Au sujet du témoignage de Drahmane Touré sur Bocar Ly

fleuve_niger_guinee_conakryJ’ai pris connaissance de l’article portant témoignage de Drahmane sur Bocar Baïla LY et je souhaite faire part de mon point de vue. L’un et l’autre, fils de la Haute-Guinée, font partie de mes relations personnelles. Le premier réside toujours en Guinée et le second habite au Sénégal.

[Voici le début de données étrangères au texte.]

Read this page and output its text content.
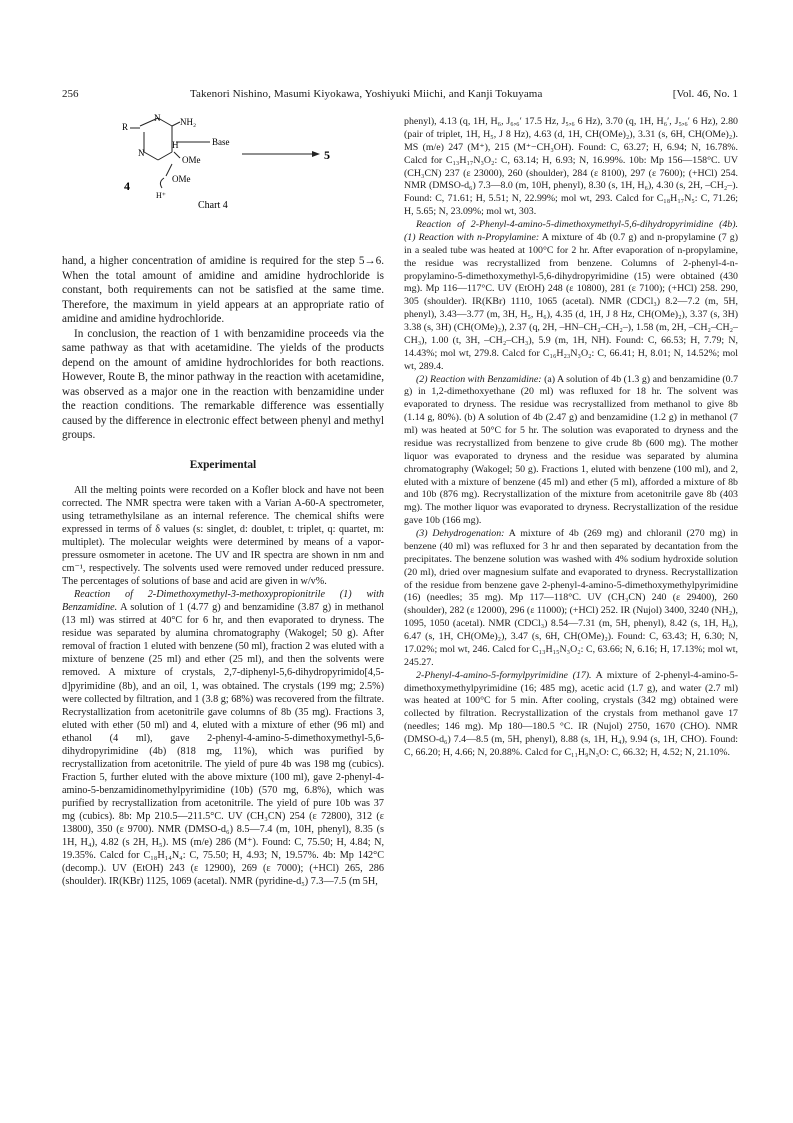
256	Takenori Nishino, Masumi Kiyokawa, Yoshiyuki Miichi, and Kanji Tokuyama	[Vol. 46, No. 1
R
N NH₂
Base
H
N
OMe
OMe
H⁺
4
5
Chart 4

hand, a higher concentration of amidine is required for the step 5→6. When the total amount of amidine and amidine hydrochloride is constant, both requirements can not be satisfied at the same time. Therefore, the maximum in yield appears at an appropriate ratio of amidine and amidine hydrochloride.

In conclusion, the reaction of 1 with benzamidine proceeds via the same pathway as that with acetamidine. The yields of the products depend on the amount of amidine hydrochlorides for both reactions. However, Route B, the minor pathway in the reaction with acetamidine, was observed as a major one in the reaction with benzamidine under the reaction conditions. The remarkable difference was essentially caused by the difference in electronic effect between phenyl and methyl groups.

Experimental

All the melting points were recorded on a Kofler block and have not been corrected. The NMR spectra were taken with a Varian A-60-A spectrometer, using tetramethylsilane as an internal reference. The chemical shifts were expressed in terms of δ values (s: singlet, d: doublet, t: triplet, q: quartet, m: multiplet). The molecular weights were determined by means of a vapor-pressure osmometer in acetone. The UV and IR spectra are shown in nm and cm⁻¹, respectively. The solvents used were removed under reduced pressure. The percentages of solutions of base and acid are given in w/v%.

Reaction of 2-Dimethoxymethyl-3-methoxypropionitrile (1) with Benzamidine. A solution of 1 (4.77 g) and benzamidine (3.87 g) in methanol (13 ml) was stirred at 40°C for 6 hr, and then evaporated to dryness. The residue was separated by alumina chromatography (Wakogel; 50 g). After removal of fraction 1 eluted with benzene (50 ml), fraction 2 was eluted with a mixture of benzene (25 ml) and ether (25 ml), and then the solvents were removed. A mixture of crystals, 2,7-diphenyl-5,6-dihydropyrimido[4,5-d]pyrimidine (8b), and an oil, 1, was obtained. The crystals (199 mg; 2.5%) were collected by filtration, and 1 (3.8 g; 68%) was recovered from the filtrate. Recrystallization from acetonitrile gave columns of 8b (35 mg). Fractions 3, eluted with ether (50 ml) and 4, eluted with a mixture of ether (96 ml) and ethanol (4 ml), gave 2-phenyl-4-amino-5-dimethoxymethyl-5,6-dihydropyrimidine (4b) (818 mg, 11%), which was purified by recrystallization from acetonitrile. The yield of pure 4b was 198 mg (cubics). Fraction 5, further eluted with the above mixture (100 ml), gave 2-phenyl-4-amino-5-benzamidinomethylpyrimidine (10b) (570 mg, 6.8%), which was purified by recrystallization from acetonitrile. The yield of pure 10b was 37 mg (cubics). 8b: Mp 210.5—211.5°C. UV (CH₃CN) 254 (ε 72800), 312 (ε 13800), 350 (ε 9700). NMR (DMSO-d₆) 8.5—7.4 (m, 10H, phenyl), 8.35 (s 1H, H₄), 4.82 (s 2H, H₅). MS (m/e) 286 (M⁺). Found: C, 75.50; H, 4.84; N, 19.35%. Calcd for C₁₈H₁₄N₄: C, 75.50; H, 4.93; N, 19.57%. 4b: Mp 142°C (decomp.). UV (EtOH) 243 (ε 12900), 269 (ε 7000); (+HCl) 265, 286 (shoulder). IR(KBr) 1125, 1069 (acetal). NMR (pyridine-d₅) 7.3—7.5 (m 5H,

phenyl), 4.13 (q, 1H, H₆, J₆,₆′ 17.5 Hz, J₅,₆ 6 Hz), 3.70 (q, 1H, H₆′, J₅,₆′ 6 Hz), 2.80 (pair of triplet, 1H, H₅, J 8 Hz), 4.63 (d, 1H, CH(OMe)₂), 3.31 (s, 6H, CH(OMe)₂). MS (m/e) 247 (M⁺), 215 (M⁺−CH₃OH). Found: C, 63.27; H, 6.94; N, 16.78%. Calcd for C₁₃H₁₇N₃O₂: C, 63.14; H, 6.93; N, 16.99%. 10b: Mp 156—158°C. UV (CH₃CN) 237 (ε 23000), 260 (shoulder), 284 (ε 8100), 297 (ε 7600); (+HCl) 254. NMR (DMSO-d₆) 7.3—8.0 (m, 10H, phenyl), 8.30 (s, 1H, H₆), 4.30 (s, 2H, –CH₂–). Found: C, 71.61; H, 5.51; N, 22.99%; mol wt, 293. Calcd for C₁₈H₁₇N₅: C, 71.26; H, 5.65; N, 23.09%; mol wt, 303.

Reaction of 2-Phenyl-4-amino-5-dimethoxymethyl-5,6-dihydropyrimidine (4b). (1) Reaction with n-Propylamine: A mixture of 4b (0.7 g) and n-propylamine (7 g) in a sealed tube was heated at 100°C for 2 hr. After evaporation of n-propylamine, the residue was recrystallized from benzene. Columns of 2-phenyl-4-n-propylamino-5-dimethoxymethyl-5,6-dihydropyrimidine (15) were obtained (430 mg). Mp 116—117°C. UV (EtOH) 248 (ε 10800), 281 (ε 7100); (+HCl) 258. 290, 305 (shoulder). IR(KBr) 1110, 1065 (acetal). NMR (CDCl₃) 8.2—7.2 (m, 5H, phenyl), 3.43—3.77 (m, 3H, H₅, H₆), 4.35 (d, 1H, J 8 Hz, CH(OMe)₂), 3.37 (s, 3H) 3.38 (s, 3H) (CH(OMe)₂), 2.37 (q, 2H, –HN–CH₂–CH₂–), 1.58 (m, 2H, –CH₂–CH₂–CH₃), 1.00 (t, 3H, –CH₂–CH₃), 5.9 (m, 1H, NH). Found: C, 66.53; H, 7.79; N, 14.43%; mol wt, 279.8. Calcd for C₁₆H₂₃N₃O₂: C, 66.41; H, 8.01; N, 14.52%; mol wt, 289.4.

(2) Reaction with Benzamidine: (a) A solution of 4b (1.3 g) and benzamidine (0.7 g) in 1,2-dimethoxyethane (20 ml) was refluxed for 18 hr. The solvent was evaporated to dryness. The residue was recrystallized from methanol to give 8b (1.14 g, 80%). (b) A solution of 4b (2.47 g) and benzamidine (1.2 g) in methanol (7 ml) was heated at 50°C for 5 hr. The solution was evaporated to dryness and the residue was recrystallized from benzene to give crude 8b (600 mg). The mother liquor was evaporated to dryness and the residue was separated by alumina chromatography (Wakogel; 50 g). Fractions 1, eluted with benzene (100 ml), and 2, eluted with a mixture of benzene (45 ml) and ether (5 ml), afforded a mixture of 8b and 10b (876 mg). Recrystallization of the mixture from acetonitrile gave 8b (403 mg). The mother liquor was evaporated to dryness. Recrystallization of the residue gave 10b (166 mg).

(3) Dehydrogenation: A mixture of 4b (269 mg) and chloranil (270 mg) in benzene (40 ml) was refluxed for 3 hr and then separated by decantation from the precipitates. The benzene solution was washed with 4% sodium hydroxide solution (20 ml), dried over magnesium sulfate and evaporated to dryness. Recrystallization of the residue from benzene gave 2-phenyl-4-amino-5-dimethoxymethylpyrimidine (16) (needles; 35 mg). Mp 117—118°C. UV (CH₃CN) 240 (ε 29400), 260 (shoulder), 282 (ε 12000), 296 (ε 11000); (+HCl) 252. IR (Nujol) 3400, 3240 (NH₂), 1095, 1050 (acetal). NMR (CDCl₃) 8.54—7.31 (m, 5H, phenyl), 8.42 (s, 1H, H₆), 6.47 (s, 1H, CH(OMe)₂), 3.47 (s, 6H, CH(OMe)₂). Found: C, 63.43; H, 6.30; N, 17.02%; mol wt, 246. Calcd for C₁₃H₁₅N₃O₂: C, 63.66; N, 6.16; H, 17.13%; mol wt, 245.27.

2-Phenyl-4-amino-5-formylpyrimidine (17). A mixture of 2-phenyl-4-amino-5-dimethoxymethylpyrimidine (16; 485 mg), acetic acid (1.7 g), and water (2.7 ml) was heated at 100°C for 5 min. After cooling, crystals (342 mg) obtained were collected by filtration. Recrystallization of the crystals from methanol gave 17 (needles; 146 mg). Mp 180—180.5 °C. IR (Nujol) 2750, 1670 (CHO). NMR (DMSO-d₆) 7.4—8.5 (m, 5H, phenyl), 8.88 (s, 1H, H₄), 9.94 (s, 1H, CHO). Found: C, 66.20; H, 4.66; N, 20.88%. Calcd for C₁₁H₉N₃O: C, 66.32; H, 4.52; N, 21.10%.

Lors d’un récent mais bref séjour à Dakar, j’ai eu un entretien avec Bocar Ly de qui j’ai exigé un certain nombre de preuves de ce que je ne cesse d’entendre. Je dis bien « exigé » car, entre amis, il n’y a que la sincérité qui vaille.

Ainsi, j’ai eu la preuve que Bocar Ly est bien passé par Harvard University. J’ai vu le diplôme correspondant, encadré dans son bureau. Par ailleurs, j’ai vérifié moi-même que son nom figurait bien dans deux annuaires prestigieux :

  1. Harvard Alumini Directory 2005 (page 1061 du volume 1) édité par « PCI » The data company publishing concepts.com
  2. Harvard Business School Club de France (page 87), edition 2007.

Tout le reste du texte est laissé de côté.